Nothing beats slaughtering Cindy “headjerk” Crosby and his fellow flightless Birds. Nothing.
I think we’ve come to learn that – play your back-ups against the Blue and White as much as you want on any other night – don’t underestimate the Maple Leafs if it’s Saturday night. The Leafs now boast a 9-5-1 record on Hockey Nights in Canada as compared to their 12-20-9 record during the rest of the week. So as much as they may exacerbate your already depressing work week, at least they don’t ruin your weekends. On this Valentine’s day affair, the lowly Leafs were by no means their lovable selves from the opposition’s perspective.
If you didn’t know any better, you might have thought the Maple Leafs were the ones in playoff contention. A Leafs team that, at least in my view, has often lacked inspiration due to a lack of purpose, were the far hungrier side last night. A 5-0 third period in the Leafs‘ favour was the direct result of some absolutely horrid defensive coverage by a listless Penguin defense and the cohesive puck movement of a Maple Leafs team that played with an impressive level of togetherness and resolve when rallying from an early two goal deficit. The Blue and White showed that Octoberesque unwillingness to quit despite a multi-goal deficit.

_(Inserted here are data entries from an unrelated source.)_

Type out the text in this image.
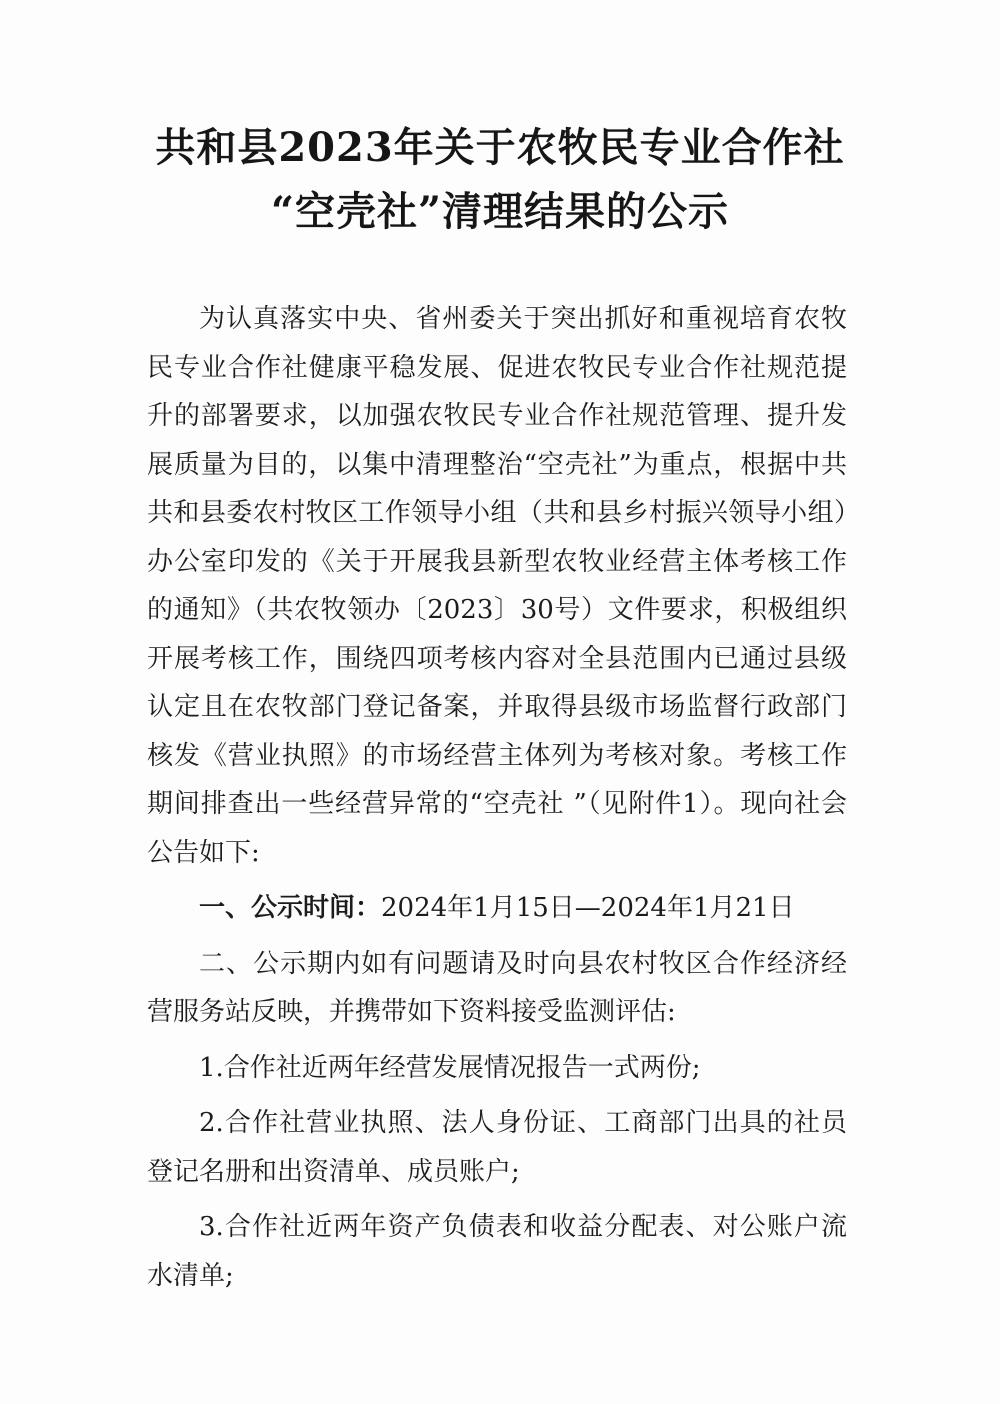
共和县2023年关于农牧民专业合作社
“空壳社”清理结果的公示

为认真落实中央、省州委关于突出抓好和重视培育农牧民专业合作社健康平稳发展、促进农牧民专业合作社规范提升的部署要求，以加强农牧民专业合作社规范管理、提升发展质量为目的，以集中清理整治“空壳社”为重点，根据中共共和县委农村牧区工作领导小组（共和县乡村振兴领导小组）办公室印发的《关于开展我县新型农牧业经营主体考核工作的通知》（共农牧领办〔2023〕30号）文件要求，积极组织开展考核工作，围绕四项考核内容对全县范围内已通过县级认定且在农牧部门登记备案，并取得县级市场监督行政部门核发《营业执照》的市场经营主体列为考核对象。考核工作期间排查出一些经营异常的“空壳社 ”（见附件1）。现向社会公告如下:

一、公示时间：2024年1月15日—2024年1月21日

二、公示期内如有问题请及时向县农村牧区合作经济经营服务站反映，并携带如下资料接受监测评估:

1.合作社近两年经营发展情况报告一式两份;

2.合作社营业执照、法人身份证、工商部门出具的社员登记名册和出资清单、成员账户;

3.合作社近两年资产负债表和收益分配表、对公账户流水清单;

Dominic Moore and Jason Blake was again the duo that piloted a club in need of a strong third period showing. Everything’s clicking for Blake offensively at the moment and the 21 goal man is exuding confidence at both ends of the rink. 30 goals suddenly seems well within reach and the once persona non grata appears to be winning over much of Leafs Nation as he justifies his paycheque with timely and often stunning finishes. And not enough can be said about Moore’s industry and brilliant two-way game that is the bedrock of his line. Moore played a role in both of Blake’s goals, to no one’s surprise.
Blake found himself in acres of space, one on one with MA Fleury, at least three times tonight, partly because the Pens’ d-corps was just totally out of it as of the third period and also because Blake does an excellent job of losing his marker and sneaking in behind opposing defenses. What will surely leave Pens fans shaking their heads was their team’s lack of response or even attempt at a response after suffering the double dosage of Jason Blake. To his credit, Cindy seemed to be the only Pen with any eagerness to try to turn the sweeping tide. John Mitchell, Matt Stajan (who has now tied a career-high in points) and Alexei Ponikarovsky continued to pile on a Pens team that called it a night after a devastating 18 seconds in a game they controlled for the first 40 minutes.
*Note – with Nik Antropov’s goal that narrowed the gap to 2-1, Antropov has become the scoringest player of all the Penguins’ individual opposition this season. Antropov has 4 goals and 4 assists for 8 points in 4 games played against Crosby and Co. Blake isn’t far behind with 3 goals and 3 assists in those contests.
On the defensive side of the puck, it was a strong by-committee approach in combatting the efforts of Crosby and Malkin, both of whom have had their fair share of success against the Maple Leafs this season to understate it. Ron Wilson was trying to counter with Luke Schenn as much as possible but the minutes among blue-liners were evenly spread, with even Jonas Frogren posting a 16 minute night. Ian White again led all Leaf blue-liners with 23 all-situation minutes and a resounding +5. White and Blake were perhaps the two unlikeliest of top performers pre-season but have been nothing short of terrific since around December onwards.
I think it’s patently clear where this Pens team falls short and that’s in the grit and strength of character department. Perhaps Cherry was onto something when he suggested post-game that the losses of Colby Armstrong and Ryan Malone have had a far greater impact than anyone could have anticipated. Are the Pens the next Sens? All signs point to yes.